To achieve this, MLL has teamed up with IBM and Illumina, developers of targeted NGS technology, to swiftly analyze gene sequences and patient histories in order to locate changes in only a small number of cells, or more subtle variants such as so-called “mosaic mutations” which have previously been virtually invisible. Using artificial intelligence in this way, they can also re-analyze genomic data from patients who appear to have the same disease, to identify even more specific sub-groups and pinpoint new therapeutic targets.
Professor Haferlach says, “Let’s say we have a tumor driven by only two or three genes, and the rest are passengers. As we collect more and more data on the genomic background of different diseases, we will become much better at identifying the drivers. Then we can address these genes with specific drugs, and if we can kill, or neutralize, the drivers, the passengers will also lose their power.”
Systems are beginning to be developed to help clinicians and their patients benefit directly from the large datasets now being aggregated. CancerLinQ, (Cancer Learning Intelligence Network for Quality), developed in conjunction with the American Society of Clinical Oncology, is making big data more manageable by connecting electronic records from hospitals, health centers and medical practices to provide a portal for doctors. There, they can access real world information from more than a million cancer patients.
Digital technologies will allow physicians to find personalized therapies which are tailored to an individual’s unique genetic profile.
CancerLinQ’s medical director, Dr. Robert Miller, adds, “The norm is that doctors care for cancer patients in their own clinics and own cancer centers, and the data is sitting in their EHRs [electronic health records]. It’s rarely accessed and certainly not shared across institutions. Through the CancerLinQ technology, we now have the ability to have this much larger aggregated dataset that everyone can benefit from. All of the data from these different types of sites can be blended into one data set that everyone can access.”

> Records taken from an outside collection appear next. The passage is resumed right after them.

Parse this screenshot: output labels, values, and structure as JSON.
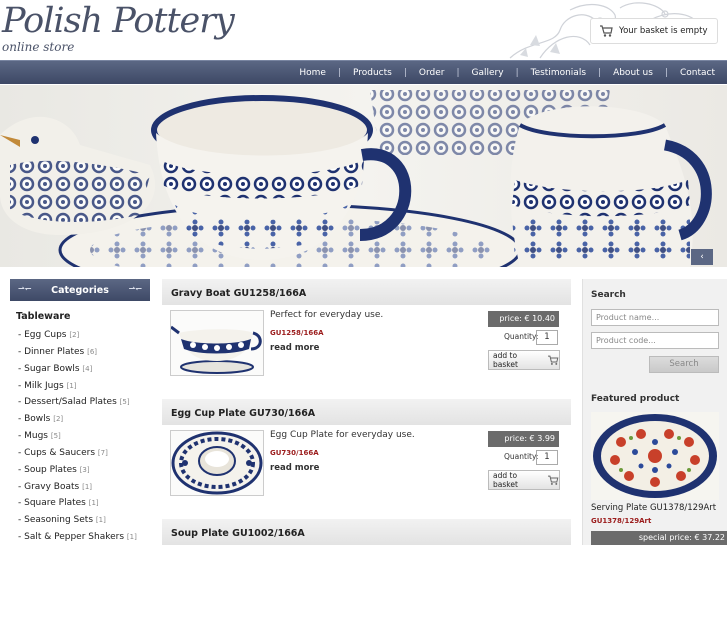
{
  "header": {
    "logo_title": "Polish Pottery",
    "logo_subtitle": "online store",
    "basket_text": "Your basket is empty"
  },
  "nav": {
    "items": [
      "Home",
      "Products",
      "Order",
      "Gallery",
      "Testimonials",
      "About us",
      "Contact"
    ]
  },
  "hero": {
    "arrow": "‹"
  },
  "sidebar": {
    "heading": "Categories",
    "group": "Tableware",
    "items": [
      {
        "label": "- Egg Cups",
        "count": "[2]"
      },
      {
        "label": "- Dinner Plates",
        "count": "[6]"
      },
      {
        "label": "- Sugar Bowls",
        "count": "[4]"
      },
      {
        "label": "- Milk Jugs",
        "count": "[1]"
      },
      {
        "label": "- Dessert/Salad Plates",
        "count": "[5]"
      },
      {
        "label": "- Bowls",
        "count": "[2]"
      },
      {
        "label": "- Mugs",
        "count": "[5]"
      },
      {
        "label": "- Cups & Saucers",
        "count": "[7]"
      },
      {
        "label": "- Soup Plates",
        "count": "[3]"
      },
      {
        "label": "- Gravy Boats",
        "count": "[1]"
      },
      {
        "label": "- Square Plates",
        "count": "[1]"
      },
      {
        "label": "- Seasoning Sets",
        "count": "[1]"
      },
      {
        "label": "- Salt & Pepper Shakers",
        "count": "[1]"
      }
    ]
  },
  "products": [
    {
      "title": "Gravy Boat GU1258/166A",
      "desc": "Perfect for everyday use.",
      "code": "GU1258/166A",
      "more": "read more",
      "price": "price: € 10.40",
      "qty_label": "Quantity:",
      "qty": "1",
      "add": "add to basket"
    },
    {
      "title": "Egg Cup Plate GU730/166A",
      "desc": "Egg Cup Plate for everyday use.",
      "code": "GU730/166A",
      "more": "read more",
      "price": "price: € 3.99",
      "qty_label": "Quantity:",
      "qty": "1",
      "add": "add to basket"
    },
    {
      "title": "Soup Plate GU1002/166A"
    }
  ],
  "search": {
    "title": "Search",
    "name_placeholder": "Product name...",
    "code_placeholder": "Product code...",
    "button": "Search"
  },
  "featured": {
    "title": "Featured product",
    "name": "Serving Plate GU1378/129Art",
    "code": "GU1378/129Art",
    "price": "special price: € 37.22"
  },
  "colors": {
    "nav": "#4a5572",
    "accent_red": "#9b1b1b",
    "price_bg": "#6b6b6b",
    "pottery_blue": "#1f3270"
  }
}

Looking at the big data picture in healthcare
Ideally, medicine would benefit from knowledge extracted from patients’ data worldwide, but in practice, this is much more difficult. Professor Hubbard says that there are many challenges to overcome, notably ensuring patient privacy is robustly protected and that patients trust the systems that ensure this.
There are also different legal requirements concerning patient data in different countries. And more fundamentally, widely different systems and standards of clinical data collection affect the ability of researchers to collectively analyze data.
Genomics and big data are already advancing our understanding of many diseases and escalating the development of new drugs. Improving and expanding access to this information through digital technologies is leading to increasingly personalized therapies which are tailored to an individual’s unique genetic profile. It will also allow physicians to prescribe much more patient-specific doses which will minimize the risk of both side effects and drug resistance.
One of the biggest barriers to the wider uptake of this tailored approach has been its price tag. But as the cost of sequencing and surrounding technologies continues to fall, these personalized medicines will become less expensive to develop and manufacture, which will make them increasingly accessible.
Genomic data could also be used to replace one-size-fits-all diet and lifestyle advice with personalized health plans which identify our individual risk factors and the strategies most likely to counter those risks. The possibilities are endless, but one thing is certain: The more we learn, the more we will discover there is to learn.